A votação da PEC 215, que submete ao Congresso Nacional a decisão final sobre a demarcação das terras indígenas voltou a ser prioridade para determinada bancada da Câmara dos Deputados. Estas terras são visadas para empreendimentos do agronegócio, mineração e hidrelétricas. A Pec 215 está sendo desarquivada na Câmara pelos atores políticos que atuam contra os indígenas com um único interesse: suas terras; essa é a questão fundamental.
Lideranças de povos indígenas e diversas entidades ligadas a eles foram a Brasília para mais um ato contra a Proposta de Emenda à Constituição 215/00 que quer transferir do Executivo para o Congresso a decisão final sobre a criação e modificação de terras indígenas, quilombolas e áreas de proteção ambiental.
Presentes, os povos indígenas Suruí, Cinta Larga, Arara, Puruburá, Wajonô, Karitiana, Guarassungue, Oro Waram Xijein, Oro Mon e Oro Waram do Estado de Rondônia que se mobilizaram contra a PEC 215, cuja aprovação seria um retrocesso nos direitos constitucionais dos povos indígenas emarcaria o início da extinção de suas reservas, cuja população aproxima-se de 900 mil indígenas.

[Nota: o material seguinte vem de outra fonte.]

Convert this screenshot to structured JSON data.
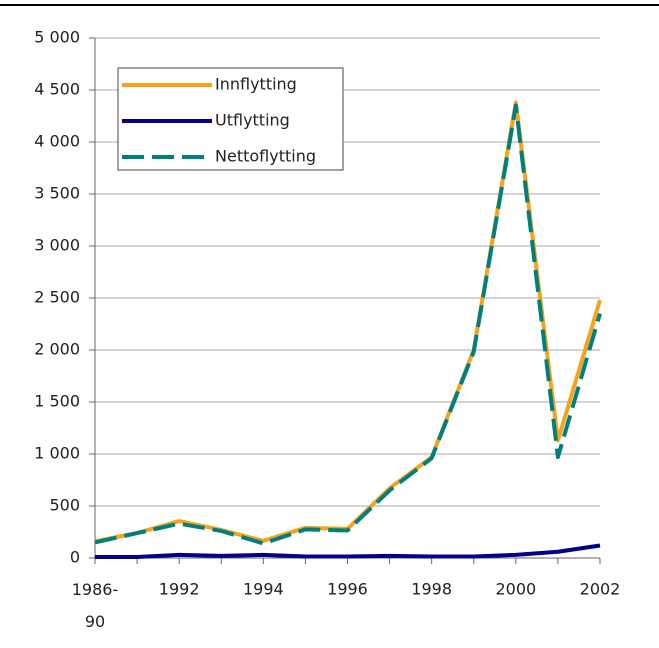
{
  "chart_data": {
    "type": "line",
    "categories": [
      "1986-90",
      null,
      "1992",
      null,
      "1994",
      null,
      "1996",
      null,
      "1998",
      null,
      "2000",
      null,
      "2002"
    ],
    "series": [
      {
        "name": "Innflytting",
        "color": "#f7a21b",
        "values": [
          160,
          240,
          355,
          270,
          165,
          290,
          280,
          670,
          970,
          2000,
          4380,
          1130,
          2480
        ]
      },
      {
        "name": "Utflytting",
        "color": "#00008b",
        "values": [
          10,
          10,
          30,
          20,
          30,
          15,
          15,
          20,
          15,
          15,
          30,
          60,
          120
        ]
      },
      {
        "name": "Nettoflytting",
        "color": "#007f7f",
        "dashed": true,
        "values": [
          150,
          240,
          330,
          260,
          140,
          275,
          265,
          650,
          960,
          1985,
          4350,
          970,
          2350
        ]
      }
    ],
    "ylim": [
      0,
      5000
    ],
    "yticks": [
      0,
      500,
      {
        "value": 1000,
        "label": "1 000"
      },
      {
        "value": 1500,
        "label": "1 500"
      },
      {
        "value": 2000,
        "label": "2 000"
      },
      {
        "value": 2500,
        "label": "2 500"
      },
      {
        "value": 3000,
        "label": "3 000"
      },
      {
        "value": 3500,
        "label": "3 500"
      },
      {
        "value": 4000,
        "label": "4 000"
      },
      {
        "value": 4500,
        "label": "4 500"
      },
      {
        "value": 5000,
        "label": "5 000"
      }
    ],
    "grid": true,
    "legend": "top-left"
  }
}
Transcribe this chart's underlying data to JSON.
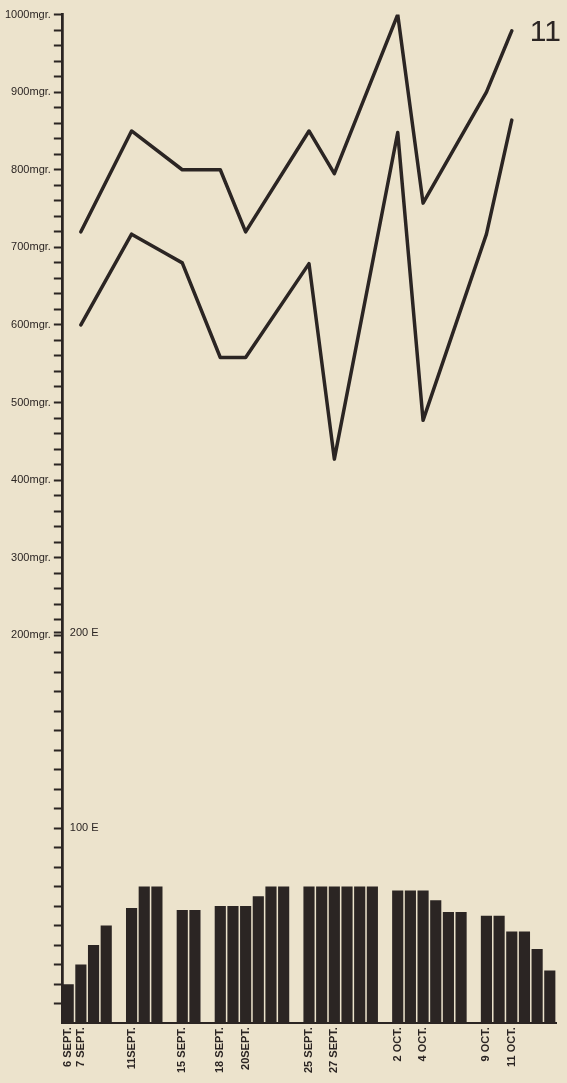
{
  "chart_data": {
    "type": "bar",
    "annotations": [
      "11"
    ],
    "categories": [
      "6 SEPT.",
      "7 SEPT.",
      null,
      null,
      null,
      "11SEPT.",
      null,
      null,
      null,
      "15 SEPT.",
      null,
      null,
      "18 SEPT.",
      null,
      "20SEPT.",
      null,
      null,
      null,
      null,
      "25 SEPT.",
      null,
      "27 SEPT.",
      null,
      null,
      null,
      null,
      "2 OCT.",
      null,
      "4 OCT.",
      null,
      null,
      null,
      null,
      "9 OCT.",
      null,
      "11 OCT.",
      null,
      null,
      null
    ],
    "series": [
      {
        "type": "line",
        "color": "#2b2523",
        "values": [
          null,
          720,
          null,
          null,
          null,
          850,
          null,
          null,
          null,
          800,
          null,
          null,
          800,
          null,
          720,
          null,
          null,
          null,
          null,
          850,
          null,
          795,
          null,
          null,
          null,
          null,
          1000,
          null,
          757,
          null,
          null,
          null,
          null,
          900,
          null,
          979,
          null,
          null,
          null
        ]
      },
      {
        "type": "line",
        "color": "#2b2523",
        "values": [
          null,
          600,
          null,
          null,
          null,
          717,
          null,
          null,
          null,
          680,
          null,
          null,
          558,
          null,
          558,
          null,
          null,
          null,
          null,
          679,
          null,
          427,
          null,
          null,
          null,
          null,
          848,
          null,
          477,
          null,
          null,
          null,
          null,
          717,
          null,
          864,
          null,
          null,
          null
        ]
      },
      {
        "axis": "y2",
        "color": "#2b2523",
        "values": [
          20,
          30,
          40,
          50,
          null,
          59,
          70,
          70,
          null,
          58,
          58,
          null,
          60,
          60,
          60,
          65,
          70,
          70,
          null,
          70,
          70,
          70,
          70,
          70,
          70,
          null,
          68,
          68,
          68,
          63,
          57,
          57,
          null,
          55,
          55,
          47,
          47,
          38,
          27
        ]
      }
    ],
    "ylim": [
      -300,
      1000
    ],
    "yticks": [
      {
        "value": 200,
        "label": "200mgr."
      },
      {
        "value": 220,
        "label": null
      },
      {
        "value": 240,
        "label": null
      },
      {
        "value": 260,
        "label": null
      },
      {
        "value": 280,
        "label": null
      },
      {
        "value": 300,
        "label": "300mgr."
      },
      {
        "value": 320,
        "label": null
      },
      {
        "value": 340,
        "label": null
      },
      {
        "value": 360,
        "label": null
      },
      {
        "value": 380,
        "label": null
      },
      {
        "value": 400,
        "label": "400mgr."
      },
      {
        "value": 420,
        "label": null
      },
      {
        "value": 440,
        "label": null
      },
      {
        "value": 460,
        "label": null
      },
      {
        "value": 480,
        "label": null
      },
      {
        "value": 500,
        "label": "500mgr."
      },
      {
        "value": 520,
        "label": null
      },
      {
        "value": 540,
        "label": null
      },
      {
        "value": 560,
        "label": null
      },
      {
        "value": 580,
        "label": null
      },
      {
        "value": 600,
        "label": "600mgr."
      },
      {
        "value": 620,
        "label": null
      },
      {
        "value": 640,
        "label": null
      },
      {
        "value": 660,
        "label": null
      },
      {
        "value": 680,
        "label": null
      },
      {
        "value": 700,
        "label": "700mgr."
      },
      {
        "value": 720,
        "label": null
      },
      {
        "value": 740,
        "label": null
      },
      {
        "value": 760,
        "label": null
      },
      {
        "value": 780,
        "label": null
      },
      {
        "value": 800,
        "label": "800mgr."
      },
      {
        "value": 820,
        "label": null
      },
      {
        "value": 840,
        "label": null
      },
      {
        "value": 860,
        "label": null
      },
      {
        "value": 880,
        "label": null
      },
      {
        "value": 900,
        "label": "900mgr."
      },
      {
        "value": 920,
        "label": null
      },
      {
        "value": 940,
        "label": null
      },
      {
        "value": 960,
        "label": null
      },
      {
        "value": 980,
        "label": null
      },
      {
        "value": 1000,
        "label": "1000mgr."
      }
    ],
    "y2lim": [
      0,
      517
    ],
    "y2ticks": [
      {
        "value": 10,
        "label": null
      },
      {
        "value": 20,
        "label": null
      },
      {
        "value": 30,
        "label": null
      },
      {
        "value": 40,
        "label": null
      },
      {
        "value": 50,
        "label": null
      },
      {
        "value": 60,
        "label": null
      },
      {
        "value": 70,
        "label": null
      },
      {
        "value": 80,
        "label": null
      },
      {
        "value": 90,
        "label": null
      },
      {
        "value": 100,
        "label": "100 E"
      },
      {
        "value": 110,
        "label": null
      },
      {
        "value": 120,
        "label": null
      },
      {
        "value": 130,
        "label": null
      },
      {
        "value": 140,
        "label": null
      },
      {
        "value": 150,
        "label": null
      },
      {
        "value": 160,
        "label": null
      },
      {
        "value": 170,
        "label": null
      },
      {
        "value": 180,
        "label": null
      },
      {
        "value": 190,
        "label": null
      },
      {
        "value": 200,
        "label": "200 E"
      }
    ]
  }
}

“Guardei a minha fé, mesmo dizendo: É demais o sofrimento em minha vida!” (Sl 115). As palavras do salmista, na liturgia de hoje, iluminam nosso compromisso nesse itinerário quaresmal. Comprometemo-nos, junto ao Cristo, a atravessar o deserto, mantendo viva nossa fé no que o Pai promete ao seu povo, como celebramos no último domingo. Para os seguidores de Jesus, precede o caminho do Calvário a subida ao monte Tabor; hoje, o rosto transfigurado de Cristo antecipa seu rosto desfigurado. Somente numa atitude de escuta é possível “desvendar a realidade e reconhecer nela um alicerce de esperança”. “Este é o meu Filho muito amado, no qual pus todo o meu amor: escutai-o!”.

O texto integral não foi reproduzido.